The principal crime charged here is riot in the second degree. Reduced to its essence, that crime is defined as tumultuous and violent conduct which either intentionally or recklessly causes or creates a grave risk of causing public alarm and which is done simultaneously with four or more other persons (Penal Law § 240.05). Such conduct is regularly, if not necessarily, fluid. Clearly, the allegations here are of ongoing, wanton criminal behavior by hundreds of people, including the defendants. The allegations, as reflected in the individual informations, are particular and illustrative.
The accusations in the original informations at bar include the following, among others: acting with more than 100 other people while throwing glass bottles at police and park officers (all defendants); igniting a fire on 9th Street and Avenue A (Gerald Wade); physically assaulting a police officer by knocking him off his scooter and continuing to punch the police officer while he lay on the ground (Paul Shay); breaking park benches and starting fires (Steven Englander); repeatedly striking a police officer (Csaba Puski).
The second Griffin consideration — the underlying facts (victim, time, place and date) is also satisfied. The offenses at bar are alleged to have occurred within a 4 1/2-hour period of tumult in and directly adjacent to a single city park of limited size. The principal named "victims", perhaps better termed targets, of the instant offenses can be accurately described generically: city officials and public property. According to the People's theory of the case, the events of the evening were dynamic, filled with continuous parrying between the authorities and the crowd (including the defendants).

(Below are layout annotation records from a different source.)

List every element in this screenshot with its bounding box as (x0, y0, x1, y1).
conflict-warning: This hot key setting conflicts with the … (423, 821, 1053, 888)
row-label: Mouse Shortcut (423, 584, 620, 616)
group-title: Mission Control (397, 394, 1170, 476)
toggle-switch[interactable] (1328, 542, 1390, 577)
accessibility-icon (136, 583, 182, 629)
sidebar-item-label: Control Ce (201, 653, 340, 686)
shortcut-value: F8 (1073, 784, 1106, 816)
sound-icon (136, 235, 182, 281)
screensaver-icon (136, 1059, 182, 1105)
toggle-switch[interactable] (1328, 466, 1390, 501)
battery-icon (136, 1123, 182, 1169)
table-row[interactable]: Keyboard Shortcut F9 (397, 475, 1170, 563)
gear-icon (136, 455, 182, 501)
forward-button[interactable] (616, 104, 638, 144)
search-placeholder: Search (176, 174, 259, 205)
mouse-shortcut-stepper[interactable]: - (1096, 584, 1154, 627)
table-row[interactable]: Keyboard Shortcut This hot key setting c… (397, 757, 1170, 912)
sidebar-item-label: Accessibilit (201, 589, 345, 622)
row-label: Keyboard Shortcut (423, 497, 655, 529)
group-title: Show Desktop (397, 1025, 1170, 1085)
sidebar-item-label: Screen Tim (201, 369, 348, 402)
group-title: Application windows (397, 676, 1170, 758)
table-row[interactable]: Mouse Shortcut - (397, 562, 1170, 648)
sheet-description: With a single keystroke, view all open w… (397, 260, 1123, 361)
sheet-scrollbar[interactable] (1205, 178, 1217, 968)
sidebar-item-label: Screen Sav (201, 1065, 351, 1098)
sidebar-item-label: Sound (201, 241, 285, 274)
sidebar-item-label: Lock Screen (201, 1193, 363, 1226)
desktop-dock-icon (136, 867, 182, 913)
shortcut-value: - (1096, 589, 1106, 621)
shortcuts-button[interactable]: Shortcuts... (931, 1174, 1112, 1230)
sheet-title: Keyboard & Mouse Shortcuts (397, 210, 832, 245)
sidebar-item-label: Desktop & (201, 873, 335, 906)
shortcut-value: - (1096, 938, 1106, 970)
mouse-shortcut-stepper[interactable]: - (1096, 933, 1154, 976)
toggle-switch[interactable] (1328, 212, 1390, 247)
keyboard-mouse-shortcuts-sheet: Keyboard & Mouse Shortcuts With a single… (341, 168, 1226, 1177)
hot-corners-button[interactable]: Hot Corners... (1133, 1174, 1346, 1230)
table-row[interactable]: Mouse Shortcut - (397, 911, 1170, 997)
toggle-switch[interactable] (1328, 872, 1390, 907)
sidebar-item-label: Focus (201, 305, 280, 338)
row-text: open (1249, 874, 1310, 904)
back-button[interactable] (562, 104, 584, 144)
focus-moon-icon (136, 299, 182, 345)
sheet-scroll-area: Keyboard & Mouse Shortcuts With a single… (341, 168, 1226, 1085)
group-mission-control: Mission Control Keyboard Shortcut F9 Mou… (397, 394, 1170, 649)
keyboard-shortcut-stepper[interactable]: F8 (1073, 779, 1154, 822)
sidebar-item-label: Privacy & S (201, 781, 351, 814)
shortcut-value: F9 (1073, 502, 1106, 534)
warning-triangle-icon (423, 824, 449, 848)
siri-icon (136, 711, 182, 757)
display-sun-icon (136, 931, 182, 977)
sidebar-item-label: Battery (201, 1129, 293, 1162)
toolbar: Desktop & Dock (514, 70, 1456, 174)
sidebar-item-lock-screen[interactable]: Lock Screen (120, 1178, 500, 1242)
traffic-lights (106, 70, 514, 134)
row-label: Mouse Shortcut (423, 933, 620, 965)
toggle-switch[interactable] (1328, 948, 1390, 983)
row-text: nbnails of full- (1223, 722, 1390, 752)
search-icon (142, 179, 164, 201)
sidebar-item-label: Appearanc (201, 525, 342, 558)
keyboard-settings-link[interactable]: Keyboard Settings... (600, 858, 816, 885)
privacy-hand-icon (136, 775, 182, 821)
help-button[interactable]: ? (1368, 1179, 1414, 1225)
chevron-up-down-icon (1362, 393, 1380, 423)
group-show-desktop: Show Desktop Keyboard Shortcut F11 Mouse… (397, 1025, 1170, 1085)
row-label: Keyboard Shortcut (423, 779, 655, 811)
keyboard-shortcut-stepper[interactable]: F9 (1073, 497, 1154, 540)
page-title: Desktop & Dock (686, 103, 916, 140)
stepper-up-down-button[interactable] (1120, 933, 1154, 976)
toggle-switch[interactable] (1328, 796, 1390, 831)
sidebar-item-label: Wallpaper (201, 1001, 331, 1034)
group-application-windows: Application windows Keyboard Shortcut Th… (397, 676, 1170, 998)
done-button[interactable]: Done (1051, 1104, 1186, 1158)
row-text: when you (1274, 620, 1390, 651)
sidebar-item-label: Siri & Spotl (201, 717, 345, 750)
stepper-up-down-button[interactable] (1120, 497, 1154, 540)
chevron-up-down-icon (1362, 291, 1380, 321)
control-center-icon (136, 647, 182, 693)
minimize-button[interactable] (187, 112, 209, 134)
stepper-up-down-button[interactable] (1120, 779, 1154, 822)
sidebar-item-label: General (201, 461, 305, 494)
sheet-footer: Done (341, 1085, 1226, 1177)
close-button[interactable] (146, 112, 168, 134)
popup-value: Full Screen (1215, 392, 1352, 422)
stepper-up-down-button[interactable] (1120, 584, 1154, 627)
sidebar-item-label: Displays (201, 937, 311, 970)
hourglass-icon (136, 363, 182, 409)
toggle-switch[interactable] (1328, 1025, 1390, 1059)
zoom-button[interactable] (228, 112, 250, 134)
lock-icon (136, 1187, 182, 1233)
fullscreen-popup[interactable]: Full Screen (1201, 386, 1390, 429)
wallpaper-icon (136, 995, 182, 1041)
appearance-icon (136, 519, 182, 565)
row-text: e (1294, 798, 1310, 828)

Action and reaction are charged, as evidenced by the contentions of the bottle-throwing at the bandshell, the evacuation of injured officers and police withdrawal from the park, the setting and ending of fires in two separate locations, as well as alleged property damage and assaultive conduct, detailed above.
In short, any balanced, dispassionate assessment of the offenses here charged must result in the determination that they are not disparate, unrelated incidents, but rather fall sensibly together as so closely related in time and circumstance as to constitute a single criminal transaction.
The court has considered the other arguments raised by defendants and finds them without merit.
CONCLUSIONS
For the foregoing reasons, the People's motion pursuant to CPL 200.40 to consolidate the eight informations is granted.